North County approved ballot questions allowing residents rights to medical marijuana and physician assisted suicide on Tuesday’s ballot, joining voters statewide in legalizing medical marijuana and approving a law that will require new cars to have diagnostic systems that are accessible to all mechanics, not just the dealerships that sold them.
The ballot question that would legalize physician-assisted suicide for people with terminal illnesses was too close to call across the state Tuesday. Opponents were slightly ahead with about half the votes counted.
Question 2 that would allow physician assisted suicide saw support from 9,304 Northern Berkshire voters, while 6,974 were opposed; and Question 3 to allow medical marijuana gained the votes of 10,729, with 4,913 in opposition. Savoy’s voting results were not available as of press time.
For or against, voters who spoke to the Transcript on Tuesday were thoughtful in their responses to the questions. Most had read into the respective laws’ proposed guidelines, with many reflecting a gratitude at being provided this information by the state.
For Question 2, Adriana Brown, of Williamstown, explained that her native country, the Netherlands, also deliberated before allowing physician assisted suicide, but that she felt it was the right thing.
"I feel very strongly that this should be an individual’s decision," Brown said.
In Adams, voters David Marko and Emma Demastrie fell on opposite sides of Question 2. Marko said opponents had argued that loopholes made the law dangerous, but said after reading into the proposal he found this to be untrue.
"It didn’t seem to me that there were any loopholes," Marko said. "... There’s many blockades and official chances to renege."

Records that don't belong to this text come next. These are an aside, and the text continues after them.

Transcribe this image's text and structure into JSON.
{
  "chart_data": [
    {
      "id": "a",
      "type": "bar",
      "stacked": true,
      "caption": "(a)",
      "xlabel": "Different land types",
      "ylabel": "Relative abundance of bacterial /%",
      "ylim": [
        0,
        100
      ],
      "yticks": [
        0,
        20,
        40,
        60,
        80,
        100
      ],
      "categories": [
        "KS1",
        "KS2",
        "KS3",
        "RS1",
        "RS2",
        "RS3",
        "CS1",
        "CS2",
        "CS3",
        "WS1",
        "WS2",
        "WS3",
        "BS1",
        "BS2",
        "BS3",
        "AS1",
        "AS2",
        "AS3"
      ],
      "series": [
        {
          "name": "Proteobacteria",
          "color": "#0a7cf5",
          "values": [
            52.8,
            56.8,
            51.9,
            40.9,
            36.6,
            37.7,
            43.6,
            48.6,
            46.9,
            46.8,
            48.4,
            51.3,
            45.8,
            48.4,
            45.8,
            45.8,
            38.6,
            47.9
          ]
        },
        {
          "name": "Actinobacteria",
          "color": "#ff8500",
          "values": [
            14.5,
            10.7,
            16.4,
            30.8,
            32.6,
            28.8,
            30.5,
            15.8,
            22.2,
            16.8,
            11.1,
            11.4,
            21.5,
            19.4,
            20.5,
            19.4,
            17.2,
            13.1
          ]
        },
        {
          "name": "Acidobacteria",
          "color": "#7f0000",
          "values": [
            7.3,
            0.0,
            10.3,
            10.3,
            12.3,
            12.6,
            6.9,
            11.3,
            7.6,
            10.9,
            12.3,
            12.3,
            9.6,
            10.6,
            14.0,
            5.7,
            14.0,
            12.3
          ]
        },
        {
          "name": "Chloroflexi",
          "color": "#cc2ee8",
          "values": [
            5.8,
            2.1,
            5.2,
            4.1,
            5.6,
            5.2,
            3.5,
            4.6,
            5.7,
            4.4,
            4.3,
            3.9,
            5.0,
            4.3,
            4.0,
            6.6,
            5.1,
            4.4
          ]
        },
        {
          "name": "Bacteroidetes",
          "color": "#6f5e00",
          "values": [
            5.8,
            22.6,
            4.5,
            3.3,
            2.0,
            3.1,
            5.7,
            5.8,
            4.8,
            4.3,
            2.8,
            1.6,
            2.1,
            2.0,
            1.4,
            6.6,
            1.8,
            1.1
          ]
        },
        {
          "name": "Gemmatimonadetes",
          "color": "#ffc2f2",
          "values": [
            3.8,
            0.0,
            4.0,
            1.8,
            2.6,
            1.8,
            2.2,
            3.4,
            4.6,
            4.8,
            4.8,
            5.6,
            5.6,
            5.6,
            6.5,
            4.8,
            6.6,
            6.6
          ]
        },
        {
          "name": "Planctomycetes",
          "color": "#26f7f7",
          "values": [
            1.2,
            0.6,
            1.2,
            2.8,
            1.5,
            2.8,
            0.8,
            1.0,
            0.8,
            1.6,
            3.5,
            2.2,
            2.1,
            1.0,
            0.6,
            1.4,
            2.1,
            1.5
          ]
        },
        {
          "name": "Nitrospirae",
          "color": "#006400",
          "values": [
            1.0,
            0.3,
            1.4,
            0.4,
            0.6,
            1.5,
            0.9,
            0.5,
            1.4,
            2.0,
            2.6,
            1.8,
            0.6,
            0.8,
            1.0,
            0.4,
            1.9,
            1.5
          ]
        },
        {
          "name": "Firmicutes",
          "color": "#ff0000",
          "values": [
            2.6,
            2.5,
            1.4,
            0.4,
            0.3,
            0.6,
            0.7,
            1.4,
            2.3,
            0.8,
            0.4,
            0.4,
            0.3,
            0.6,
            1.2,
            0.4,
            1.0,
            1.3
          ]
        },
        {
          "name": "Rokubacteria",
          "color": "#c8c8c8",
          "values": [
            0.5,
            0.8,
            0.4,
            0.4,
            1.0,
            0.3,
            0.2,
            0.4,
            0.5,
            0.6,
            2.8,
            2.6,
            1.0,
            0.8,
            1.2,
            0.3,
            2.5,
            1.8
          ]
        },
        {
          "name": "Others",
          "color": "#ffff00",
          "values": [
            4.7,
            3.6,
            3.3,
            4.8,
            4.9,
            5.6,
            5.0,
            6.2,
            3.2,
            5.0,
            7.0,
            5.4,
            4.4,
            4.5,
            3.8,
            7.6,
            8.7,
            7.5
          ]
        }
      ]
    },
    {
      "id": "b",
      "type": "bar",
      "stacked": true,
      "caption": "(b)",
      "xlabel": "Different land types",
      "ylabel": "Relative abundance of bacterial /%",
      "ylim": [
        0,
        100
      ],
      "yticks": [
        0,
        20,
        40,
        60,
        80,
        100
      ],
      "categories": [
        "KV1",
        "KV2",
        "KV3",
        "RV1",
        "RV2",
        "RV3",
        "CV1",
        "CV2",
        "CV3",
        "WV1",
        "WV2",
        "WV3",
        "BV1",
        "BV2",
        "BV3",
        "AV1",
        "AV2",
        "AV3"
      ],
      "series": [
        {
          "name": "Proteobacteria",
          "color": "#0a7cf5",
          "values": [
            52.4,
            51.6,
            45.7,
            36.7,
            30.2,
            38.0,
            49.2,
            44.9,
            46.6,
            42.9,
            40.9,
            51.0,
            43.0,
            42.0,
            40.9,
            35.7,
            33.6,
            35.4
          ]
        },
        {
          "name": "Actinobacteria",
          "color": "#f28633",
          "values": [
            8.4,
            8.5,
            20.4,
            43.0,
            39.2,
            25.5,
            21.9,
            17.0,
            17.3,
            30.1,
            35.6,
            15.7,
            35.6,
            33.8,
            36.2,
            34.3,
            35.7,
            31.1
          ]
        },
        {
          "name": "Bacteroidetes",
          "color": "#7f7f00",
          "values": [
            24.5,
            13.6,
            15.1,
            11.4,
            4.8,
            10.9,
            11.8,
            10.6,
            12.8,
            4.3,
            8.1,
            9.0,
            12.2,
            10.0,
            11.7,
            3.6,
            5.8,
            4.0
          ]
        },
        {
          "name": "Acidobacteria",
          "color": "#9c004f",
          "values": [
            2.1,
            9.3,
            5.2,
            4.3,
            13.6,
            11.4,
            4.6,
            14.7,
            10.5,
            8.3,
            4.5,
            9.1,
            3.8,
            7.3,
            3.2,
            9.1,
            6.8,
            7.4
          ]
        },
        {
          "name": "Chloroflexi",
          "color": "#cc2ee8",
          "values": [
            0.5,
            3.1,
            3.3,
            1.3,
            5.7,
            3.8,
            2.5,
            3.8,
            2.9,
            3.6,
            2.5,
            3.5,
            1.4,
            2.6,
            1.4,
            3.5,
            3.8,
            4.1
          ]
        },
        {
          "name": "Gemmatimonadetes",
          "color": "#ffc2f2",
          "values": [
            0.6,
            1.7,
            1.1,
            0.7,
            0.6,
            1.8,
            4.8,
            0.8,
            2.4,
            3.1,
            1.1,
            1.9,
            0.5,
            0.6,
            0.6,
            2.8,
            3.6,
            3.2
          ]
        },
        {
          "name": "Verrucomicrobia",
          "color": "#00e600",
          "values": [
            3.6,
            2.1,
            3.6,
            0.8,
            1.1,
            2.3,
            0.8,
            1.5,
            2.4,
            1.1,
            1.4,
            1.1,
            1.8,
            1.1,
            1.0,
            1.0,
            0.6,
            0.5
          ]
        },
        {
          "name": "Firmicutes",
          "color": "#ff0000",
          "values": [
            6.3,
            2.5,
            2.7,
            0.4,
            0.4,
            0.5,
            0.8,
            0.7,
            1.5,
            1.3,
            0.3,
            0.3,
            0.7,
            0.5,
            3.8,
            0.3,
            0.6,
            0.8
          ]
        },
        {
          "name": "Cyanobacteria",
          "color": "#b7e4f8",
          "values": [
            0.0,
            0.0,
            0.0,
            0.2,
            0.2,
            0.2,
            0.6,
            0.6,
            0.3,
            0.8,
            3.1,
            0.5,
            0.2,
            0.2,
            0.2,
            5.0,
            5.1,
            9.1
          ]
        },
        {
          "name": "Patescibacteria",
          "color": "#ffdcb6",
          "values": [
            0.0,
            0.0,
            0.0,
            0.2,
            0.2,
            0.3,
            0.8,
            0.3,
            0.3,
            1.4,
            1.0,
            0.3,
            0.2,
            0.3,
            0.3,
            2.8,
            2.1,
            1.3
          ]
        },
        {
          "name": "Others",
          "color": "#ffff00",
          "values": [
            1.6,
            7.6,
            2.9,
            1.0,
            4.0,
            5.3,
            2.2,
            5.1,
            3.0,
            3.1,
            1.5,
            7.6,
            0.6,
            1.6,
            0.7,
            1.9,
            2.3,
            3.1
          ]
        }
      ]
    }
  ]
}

Arguing from the other side, Demastrie said, "I couldn’t help but think of people’s families ... [Under the law] people wouldn’t have to tell them about the decision."
The "Death with Dignity" law would involve much interaction with medical personnel to determine whether an individual was qualified for such a measure. Doctors would also inform these individuals of alternatives, refer them to a psychiatrist and offer several opportunities to rescind.
Tuesday’s voters supported Question 3 for medicinal marijuana by an even wider margin.
North Adams resident John Moulton wove the two questions together in his analysis.
"I voted yes [on 3]. I think if someone is suffering, we should alleviate their pain. I don’t see a problem with using [marijuana] to do it. Maybe if the people who support Question 2 were able to have Question 3, they wouldn’t need to support assisted suicide."
The ballot initiative was funded almost exclusively by Ohio billionaire Peter Lewis, who has also been active funding similar measures in other states. Approved statewide, the law takes effect Jan. 1, 2013, and allows no more than 35 treatment centers in the commonwealth, according to Voter’s Edge Massachusetts. In 2008, Massachusetts decriminalized possession of marijuana in amounts under one ounce.
Cannabis has been shown to be effective in mitigating pain for patients suffering from cancer, glaucoma, HIV or AIDS, hepatitis C, Crohn’s disease, Parkinson’s disease, ALS, multiple sclerosis and other sorts of nerve pain, according to proponents of the initiative.
Question 4, a non-binding ballot question that advocated the overturning of the U.S. Supreme Court’s 2010 Citizens United decision, also saw massive support from North County voters. A total of 11,222 voted in favor of the question while 2,857 opposed.
Said Brown, "I voted [in favor]. Corporations are not people. As one of my friends said, ‘Can a corporation get a colonoscopy?’ "
Question 1, the Right to Repair initiative, though announced a dead issue before Tuesday nonetheless received support from North County voters, 10,953 to 2,449. The question advocated making diagnostic and repair information on vehicles that is usually only available to dealers open to owners as well. Both sides of the debate reached a legislative compromise before Tuesday, and urged a no vote to avoid potential confusion if the measure passed.
Transcript Digital News Specialist Jennifer Huberdeau contributed to this report. Material from the Associated Press was also used.